Among other strict regulations, to qualify for the Gran Selizione the winery must completely source the grapes (must be a minimum of 80% Sangiovese) from its own estate vineyards, and the wine must be aged at least 30 months before its release. The idea is to better enhance and define the distinctive expressions of each of the nine communes of the zone.
Time is money, so is quality and scarcity. Thus affordability is problematic when finding a worthy Gran Selizione as the wineries always charge premium prices. One should expect to pay at the very least $75 a bottle, but some go upwards of $200+ at release. Which is why I have another astounding wine for you!
Jacopo di Battista, the owner of Querceto di Castellina, is a good friend. Jacopo has poured at store’s tasting bar, and has been an overnight guest at our house on different occasions. I have not seen Jacopo or his American wife Mary for probably three years now, as they spends most of their time in Tuscany and have changed importers. Recently I discovered a small cache of his 2015 Querceto di Castellina “Sei” Gran Selizione and immediately asked for a sample bottle to be shipped to me. “Sei” translates to “you are”. And we were, and YOU ARE going to be so pleased at just how fabulous this wine is for the money!
Rated 94 points by Wine Spectator (see cut/paste below) with a release price of just $60 a bottle.
QUERCETO DI CASTELLINA Chianti Classico Sei Gran Selezione 2015
Release Price $60
Issue: Feb 28, 2019
Tasting Note: “An oaky vanilla note introduces this suave red. The oak is well-integrated, nicely framing black cherry, leather, wild herb and tar flavors, all backed by dense tannins. Ruggedly polished. Best from 2021 through 2034. 750 cases made, 350 cases imported.” — BS
My notes: It’s only been a 19 months since the Wine Spectator posted this review, but I did not find any “oaky vanilla note” in this wine whatsoever. If this “baby fat” was there, it has completely integrated now which is a good thing, and one should prefer.

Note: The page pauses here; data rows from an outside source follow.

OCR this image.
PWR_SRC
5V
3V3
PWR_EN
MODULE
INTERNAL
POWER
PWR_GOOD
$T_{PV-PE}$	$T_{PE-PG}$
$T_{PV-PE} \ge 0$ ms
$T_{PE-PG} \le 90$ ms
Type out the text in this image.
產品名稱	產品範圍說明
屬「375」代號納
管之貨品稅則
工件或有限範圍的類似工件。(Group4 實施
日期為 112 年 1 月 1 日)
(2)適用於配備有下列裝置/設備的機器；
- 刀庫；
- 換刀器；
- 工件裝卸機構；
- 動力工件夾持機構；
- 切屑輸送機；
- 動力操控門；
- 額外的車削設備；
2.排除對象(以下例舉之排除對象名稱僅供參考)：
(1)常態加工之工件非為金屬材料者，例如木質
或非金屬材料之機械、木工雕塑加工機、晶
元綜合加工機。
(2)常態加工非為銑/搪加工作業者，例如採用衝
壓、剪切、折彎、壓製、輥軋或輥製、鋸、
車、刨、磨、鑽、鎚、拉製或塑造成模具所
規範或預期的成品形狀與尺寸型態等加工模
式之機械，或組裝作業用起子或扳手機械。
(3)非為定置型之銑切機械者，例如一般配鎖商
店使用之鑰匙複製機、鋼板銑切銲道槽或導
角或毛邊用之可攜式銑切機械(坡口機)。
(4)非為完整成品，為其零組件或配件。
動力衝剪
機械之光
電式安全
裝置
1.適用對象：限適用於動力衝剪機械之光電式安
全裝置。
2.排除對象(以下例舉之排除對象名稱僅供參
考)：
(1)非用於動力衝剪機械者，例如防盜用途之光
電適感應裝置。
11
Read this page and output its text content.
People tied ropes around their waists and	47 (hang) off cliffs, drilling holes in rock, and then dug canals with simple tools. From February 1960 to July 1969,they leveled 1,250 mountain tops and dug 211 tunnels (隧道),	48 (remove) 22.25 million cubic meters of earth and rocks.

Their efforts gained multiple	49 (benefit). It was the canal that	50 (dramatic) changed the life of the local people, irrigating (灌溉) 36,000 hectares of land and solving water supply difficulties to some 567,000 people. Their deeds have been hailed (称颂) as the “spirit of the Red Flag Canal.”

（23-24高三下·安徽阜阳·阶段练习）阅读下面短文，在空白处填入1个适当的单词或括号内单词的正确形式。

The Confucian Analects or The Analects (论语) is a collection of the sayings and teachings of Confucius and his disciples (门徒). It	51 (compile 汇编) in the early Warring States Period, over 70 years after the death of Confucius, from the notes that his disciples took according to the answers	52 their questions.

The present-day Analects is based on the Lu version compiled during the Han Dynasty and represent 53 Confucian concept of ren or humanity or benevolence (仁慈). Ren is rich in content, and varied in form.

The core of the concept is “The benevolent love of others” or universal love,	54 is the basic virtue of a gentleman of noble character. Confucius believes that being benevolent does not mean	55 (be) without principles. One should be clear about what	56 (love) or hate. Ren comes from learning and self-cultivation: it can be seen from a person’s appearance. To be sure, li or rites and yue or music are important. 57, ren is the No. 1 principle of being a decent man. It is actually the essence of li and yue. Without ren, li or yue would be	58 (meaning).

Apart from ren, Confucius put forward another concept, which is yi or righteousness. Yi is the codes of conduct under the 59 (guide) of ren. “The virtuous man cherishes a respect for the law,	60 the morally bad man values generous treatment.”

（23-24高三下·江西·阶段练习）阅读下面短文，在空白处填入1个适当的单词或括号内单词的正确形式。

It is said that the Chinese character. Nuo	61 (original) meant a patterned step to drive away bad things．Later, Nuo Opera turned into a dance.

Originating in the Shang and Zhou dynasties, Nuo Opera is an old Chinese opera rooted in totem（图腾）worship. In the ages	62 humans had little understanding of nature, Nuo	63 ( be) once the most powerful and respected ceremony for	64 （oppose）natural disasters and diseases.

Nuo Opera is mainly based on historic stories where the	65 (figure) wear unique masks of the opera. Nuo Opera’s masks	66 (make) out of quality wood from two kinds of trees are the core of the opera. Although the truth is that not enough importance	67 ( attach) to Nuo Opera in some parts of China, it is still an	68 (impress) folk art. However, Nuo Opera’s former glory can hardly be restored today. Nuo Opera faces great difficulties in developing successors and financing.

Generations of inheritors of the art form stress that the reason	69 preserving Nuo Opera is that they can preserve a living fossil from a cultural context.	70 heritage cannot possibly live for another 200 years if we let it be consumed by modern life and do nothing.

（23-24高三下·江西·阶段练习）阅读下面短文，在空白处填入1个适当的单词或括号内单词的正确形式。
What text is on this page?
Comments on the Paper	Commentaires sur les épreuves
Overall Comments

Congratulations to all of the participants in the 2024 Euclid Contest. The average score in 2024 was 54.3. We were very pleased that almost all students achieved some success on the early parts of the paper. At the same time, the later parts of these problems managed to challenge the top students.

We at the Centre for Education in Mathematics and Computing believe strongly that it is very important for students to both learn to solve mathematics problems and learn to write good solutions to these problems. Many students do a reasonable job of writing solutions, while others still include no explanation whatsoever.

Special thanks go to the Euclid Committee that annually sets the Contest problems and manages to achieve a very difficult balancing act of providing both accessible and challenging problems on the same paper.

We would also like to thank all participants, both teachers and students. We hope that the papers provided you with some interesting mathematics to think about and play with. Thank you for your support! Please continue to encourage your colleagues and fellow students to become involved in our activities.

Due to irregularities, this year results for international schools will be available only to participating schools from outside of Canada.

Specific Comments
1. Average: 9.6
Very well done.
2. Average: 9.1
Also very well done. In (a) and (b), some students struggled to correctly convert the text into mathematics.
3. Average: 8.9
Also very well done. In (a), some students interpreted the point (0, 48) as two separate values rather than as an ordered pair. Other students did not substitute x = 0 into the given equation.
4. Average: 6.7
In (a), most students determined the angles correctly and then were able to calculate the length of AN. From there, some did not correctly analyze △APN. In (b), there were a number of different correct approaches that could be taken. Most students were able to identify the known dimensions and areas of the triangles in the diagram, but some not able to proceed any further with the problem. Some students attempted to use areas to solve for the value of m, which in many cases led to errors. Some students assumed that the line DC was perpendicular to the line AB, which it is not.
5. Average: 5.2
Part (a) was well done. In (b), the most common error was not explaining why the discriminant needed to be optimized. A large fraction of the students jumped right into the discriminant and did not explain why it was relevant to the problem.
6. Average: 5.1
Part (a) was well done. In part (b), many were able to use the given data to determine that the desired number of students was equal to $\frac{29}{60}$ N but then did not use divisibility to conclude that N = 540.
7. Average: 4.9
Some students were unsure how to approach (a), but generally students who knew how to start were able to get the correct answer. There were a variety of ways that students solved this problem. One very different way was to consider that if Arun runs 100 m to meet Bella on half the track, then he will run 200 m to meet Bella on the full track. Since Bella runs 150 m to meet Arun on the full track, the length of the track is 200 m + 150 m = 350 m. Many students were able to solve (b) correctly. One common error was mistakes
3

This is an excellent, fuller-bodied Chianti as the classic aromas of wild berries, fennel, leather, and telltale earthy tar component reveal and mirror on the palate. The “dense” tannins are present and accounted for, but I would describe them also as firm and comforting. I love the way the wine’s natural acidity plays on the finish with the tannins. Both are looking for a well marbled, classic Bistecca Alla Fiorentina to work their magic. Or to realize this wine’s greatness and draw out the complexity lurking from within, just try the traditional pairing of a chunk of parmesan Reggiano.